Australia and New Zealand
  • Over 700,000 cemetery records from across Australia
  • A vast collection of Australian and New Zealand electoral roll records
  • Over 15 million government records including government gazettes, police gazettes and blue books
  • Millions of religious records
  • Over 10 million directories and almanacs to aid your search
  • A large collection of Military records that cover the Boer war, WWI & WWII, Maori campaigns and more
  • Rare and unrivalled specialist records – perfect for adding fine detail to your ancestors' lives
British Newspaper Archives (Coming before the end of the year)
  • Explore 100s of local, regional and national newspapers from England, Wales, Scotland and Ireland
  • 3 Centuries of newspapers
  • 5 million pages available now 1000s of new pages added everyday
  • 10 year project – 40 million pages
  • Adding additional dimensions and details to your family history
    • In depth and colorful information about your ancestors. Tells you much more information than a record
    • Understand the context in which your ancestors lived
  • Search and browse by keyword(s), phrase, date, newspaper title and place
My thanks to Brian and FindMyPast.com for providing this information.

I will be reviewing what information in England that may be helpful to my own research on FindMyPast, and I hope that other USA geneabloggers will do the same.  Since I don't have an Ancestry World subscription, I can't compare the record collections of Ancestry and FindMyPast.  Has anyone done that in an organized manner?

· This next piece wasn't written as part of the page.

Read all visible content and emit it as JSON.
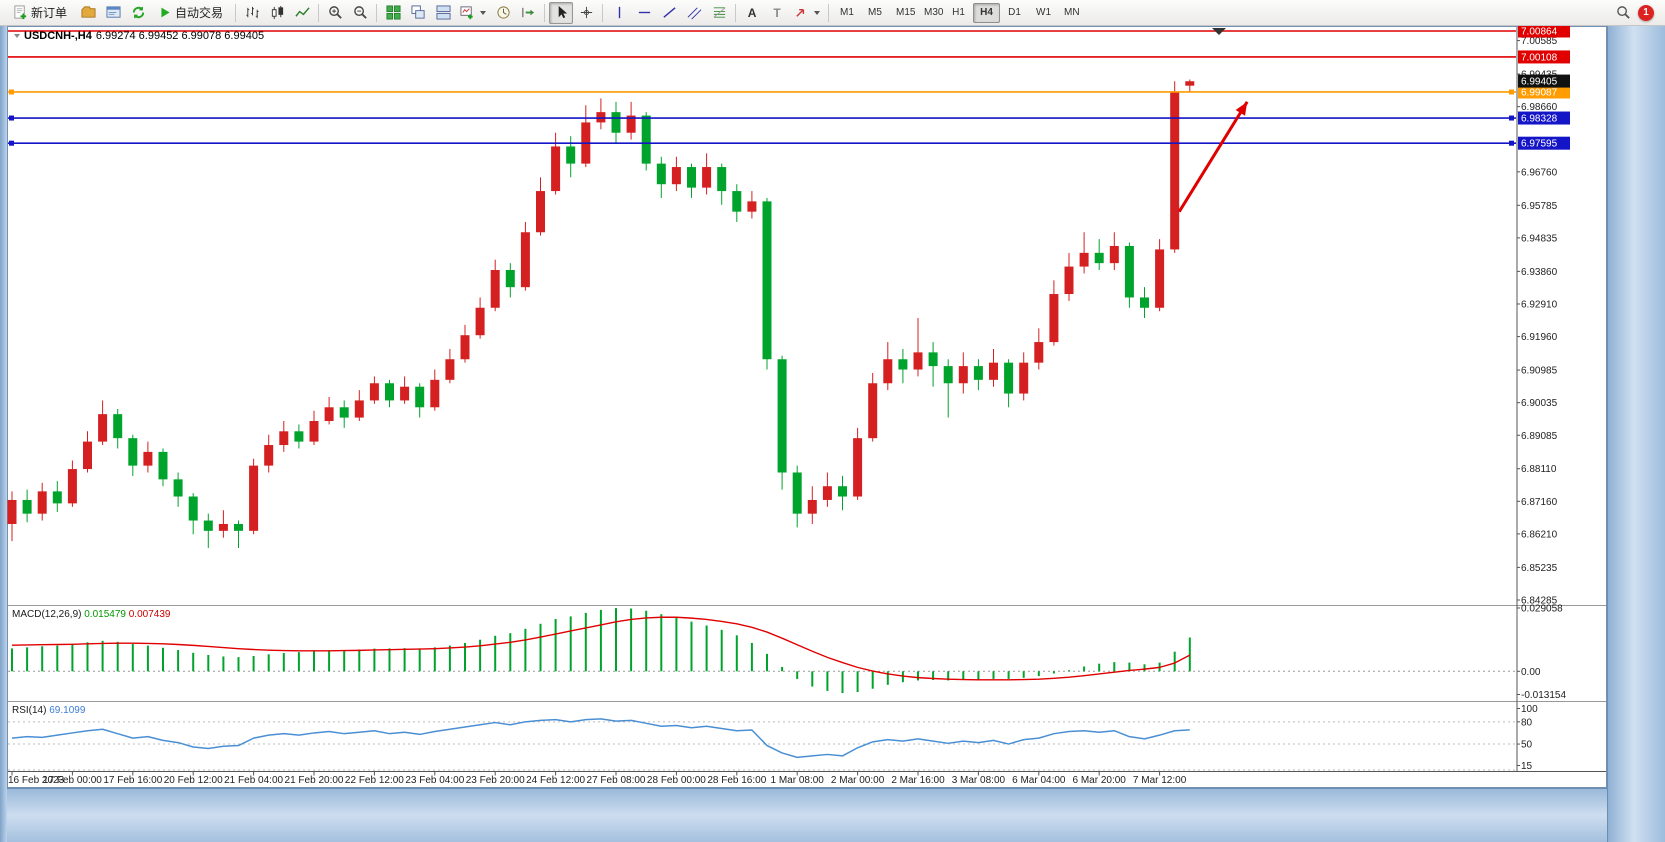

Disclosure:  I have no financial interest in FindMyPast.com, or a subscription to it.  I received 100 free credits from them yesterday.  I plan to pay for a World Subscription soon.  I have received gifts at conferences from brightsolid, which has not influenced my objective analysis and opinions.

1 comment:

Doris Wheeler said...

I'm disappointed that all these companies fail to recognize that names of collections are virtually useless to those of us who are not intimately familiar with the places being researched. Every contents listing or index should include, at the very least, the dates and the county/parish/country included in the collection. Only then can we fairly evaluate the potential value of the collection to us.